In the study published July 5 in JAMA Pediatrics, the group of investigators report that implementing several low-technology cardiac arrest prevention tactics reduced in-hospital cardiac arrest in the pediatric CICU an average of 30% across the participating centers. Many experts have considered in-hospital cardiac arrest a largely unavoidable outcome for some children in CICUs.

“We are honored to have been selected as the only children’s hospital in North Texas to participate as an intervention hospital in this landmark study,” says Jay deVenny, CEO of Medical City Children’s Hospital. “The reduction of cardiac arrests as a result of this research demonstrates our highly-skilled and compassionate colleagues’ dedication to ensuring the best possible outcomes for our patients.”

The study was conducted within a collaborative learning network of CICU teams across the Pediatric Cardiac Critical Consortium (PC4), which aims to improve the quality of care to patients with critical pediatric and congenital cardiovascular disease in North America and abroad. Each institution implemented a “bundle” of cardiac arrest prevention (CAP) practices, including a twice-daily huddle with the bedside nurse, nurse leader, attending physician, first-responding provider and respiratory therapist. The goal is for the entire team to recognize early deterioration and have a plan of action specific to each patient, such as pre-drawn medications.

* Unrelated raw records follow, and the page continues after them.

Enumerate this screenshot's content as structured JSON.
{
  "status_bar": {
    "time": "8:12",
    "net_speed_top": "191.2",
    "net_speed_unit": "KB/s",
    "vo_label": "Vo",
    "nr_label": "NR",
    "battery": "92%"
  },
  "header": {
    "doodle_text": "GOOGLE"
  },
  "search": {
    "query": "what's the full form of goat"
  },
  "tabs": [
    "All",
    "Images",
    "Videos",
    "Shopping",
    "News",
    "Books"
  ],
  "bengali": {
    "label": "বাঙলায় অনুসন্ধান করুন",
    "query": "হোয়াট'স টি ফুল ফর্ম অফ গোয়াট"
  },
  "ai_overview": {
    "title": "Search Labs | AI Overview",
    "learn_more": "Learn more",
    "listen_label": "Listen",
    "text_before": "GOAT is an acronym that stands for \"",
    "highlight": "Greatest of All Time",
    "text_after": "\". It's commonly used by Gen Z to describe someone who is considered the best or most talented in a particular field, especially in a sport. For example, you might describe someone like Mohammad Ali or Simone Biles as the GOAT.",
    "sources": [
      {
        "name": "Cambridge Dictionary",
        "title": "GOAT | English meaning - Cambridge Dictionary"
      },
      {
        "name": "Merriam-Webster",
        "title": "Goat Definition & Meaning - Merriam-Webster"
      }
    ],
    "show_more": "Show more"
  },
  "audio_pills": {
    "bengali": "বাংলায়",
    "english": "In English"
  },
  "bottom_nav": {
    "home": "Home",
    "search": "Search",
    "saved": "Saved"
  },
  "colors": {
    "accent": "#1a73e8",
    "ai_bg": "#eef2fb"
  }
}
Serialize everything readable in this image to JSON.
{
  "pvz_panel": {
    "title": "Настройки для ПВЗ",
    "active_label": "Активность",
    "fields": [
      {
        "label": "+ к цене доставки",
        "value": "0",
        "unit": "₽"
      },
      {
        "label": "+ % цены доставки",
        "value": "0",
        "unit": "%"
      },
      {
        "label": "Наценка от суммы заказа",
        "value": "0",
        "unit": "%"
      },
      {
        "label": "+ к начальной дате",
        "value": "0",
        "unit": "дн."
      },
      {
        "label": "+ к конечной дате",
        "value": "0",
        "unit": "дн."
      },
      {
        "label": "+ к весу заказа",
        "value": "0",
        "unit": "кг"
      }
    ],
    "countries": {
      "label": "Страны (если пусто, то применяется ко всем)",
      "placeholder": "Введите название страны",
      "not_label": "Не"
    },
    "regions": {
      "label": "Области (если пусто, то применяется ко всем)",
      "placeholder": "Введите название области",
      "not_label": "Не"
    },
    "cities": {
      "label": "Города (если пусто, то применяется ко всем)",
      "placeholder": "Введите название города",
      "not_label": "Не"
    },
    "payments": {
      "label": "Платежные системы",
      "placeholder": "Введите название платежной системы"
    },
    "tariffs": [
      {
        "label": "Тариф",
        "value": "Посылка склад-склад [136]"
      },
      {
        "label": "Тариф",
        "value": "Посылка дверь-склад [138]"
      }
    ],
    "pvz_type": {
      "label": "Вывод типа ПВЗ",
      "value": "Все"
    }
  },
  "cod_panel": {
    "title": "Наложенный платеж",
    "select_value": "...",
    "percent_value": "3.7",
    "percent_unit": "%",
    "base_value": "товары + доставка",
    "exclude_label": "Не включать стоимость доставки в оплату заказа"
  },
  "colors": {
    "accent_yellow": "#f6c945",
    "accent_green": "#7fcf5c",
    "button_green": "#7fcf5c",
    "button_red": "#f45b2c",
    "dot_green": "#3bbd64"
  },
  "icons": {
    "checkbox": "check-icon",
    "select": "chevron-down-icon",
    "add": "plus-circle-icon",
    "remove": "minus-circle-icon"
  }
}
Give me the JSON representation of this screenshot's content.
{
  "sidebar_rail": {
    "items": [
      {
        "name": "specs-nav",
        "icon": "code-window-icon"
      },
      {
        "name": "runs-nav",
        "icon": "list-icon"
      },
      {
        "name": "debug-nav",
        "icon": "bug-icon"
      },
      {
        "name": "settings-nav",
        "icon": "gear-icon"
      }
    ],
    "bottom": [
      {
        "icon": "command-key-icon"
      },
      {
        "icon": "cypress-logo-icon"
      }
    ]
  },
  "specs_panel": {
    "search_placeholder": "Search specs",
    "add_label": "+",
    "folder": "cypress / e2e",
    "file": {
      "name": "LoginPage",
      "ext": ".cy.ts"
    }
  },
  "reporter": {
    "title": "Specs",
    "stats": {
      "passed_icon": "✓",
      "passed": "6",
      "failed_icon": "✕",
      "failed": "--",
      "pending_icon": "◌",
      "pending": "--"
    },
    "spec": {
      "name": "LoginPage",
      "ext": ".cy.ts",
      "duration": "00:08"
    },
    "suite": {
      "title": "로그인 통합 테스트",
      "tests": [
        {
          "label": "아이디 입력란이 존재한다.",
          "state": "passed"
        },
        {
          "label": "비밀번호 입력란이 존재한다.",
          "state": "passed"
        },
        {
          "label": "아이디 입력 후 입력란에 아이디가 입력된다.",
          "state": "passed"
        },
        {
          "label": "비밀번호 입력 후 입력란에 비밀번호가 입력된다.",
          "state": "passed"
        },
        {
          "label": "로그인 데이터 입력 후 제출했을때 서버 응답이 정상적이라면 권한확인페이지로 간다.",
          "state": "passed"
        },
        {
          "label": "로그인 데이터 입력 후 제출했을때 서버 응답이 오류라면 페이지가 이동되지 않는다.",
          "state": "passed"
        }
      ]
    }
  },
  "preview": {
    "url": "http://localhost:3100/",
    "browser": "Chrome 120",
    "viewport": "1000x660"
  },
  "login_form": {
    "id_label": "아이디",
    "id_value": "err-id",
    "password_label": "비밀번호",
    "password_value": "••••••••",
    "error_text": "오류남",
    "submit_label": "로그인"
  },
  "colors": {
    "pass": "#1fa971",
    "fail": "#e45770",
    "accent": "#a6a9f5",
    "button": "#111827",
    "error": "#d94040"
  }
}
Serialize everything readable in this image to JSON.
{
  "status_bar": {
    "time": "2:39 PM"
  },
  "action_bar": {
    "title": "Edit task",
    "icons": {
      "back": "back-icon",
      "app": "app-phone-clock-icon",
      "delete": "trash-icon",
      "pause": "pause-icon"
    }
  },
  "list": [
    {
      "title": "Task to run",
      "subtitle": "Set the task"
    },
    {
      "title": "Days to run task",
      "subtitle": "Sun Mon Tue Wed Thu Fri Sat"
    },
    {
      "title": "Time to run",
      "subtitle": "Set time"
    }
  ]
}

"Implementation of such an innovative project requires a multidisciplinary approach.” says Janie Garza, RN, assistant vice president of pediatric cardiac and neonatal services. “The CICU team demonstrated the highest level of commitment, diligence and collaboration to achieve these results."

Pediatric cardiac intensivist Tia Raymond, MD, was the physician lead investigator at Medical City Children’s Hospital, which has enrolled more than 200 patients in the study since 2018.

“The best CPR is no CPR,” says Dr. Raymond. “This project was able to prevent CPR in almost 200 high-risk pediatric patients at these 15 hospitals helping to create healthier tomorrows for these children.”

Future studies are needed to determine which CAP bundle elements are most necessary for cardiac arrest prevention. Investigators say that while the details of interventions would vary, the core elements of the CAP bundle program could be adapted to other critically ill populations, such as general pediatric and adult intensive care patients, and adult cardiovascular ICUs.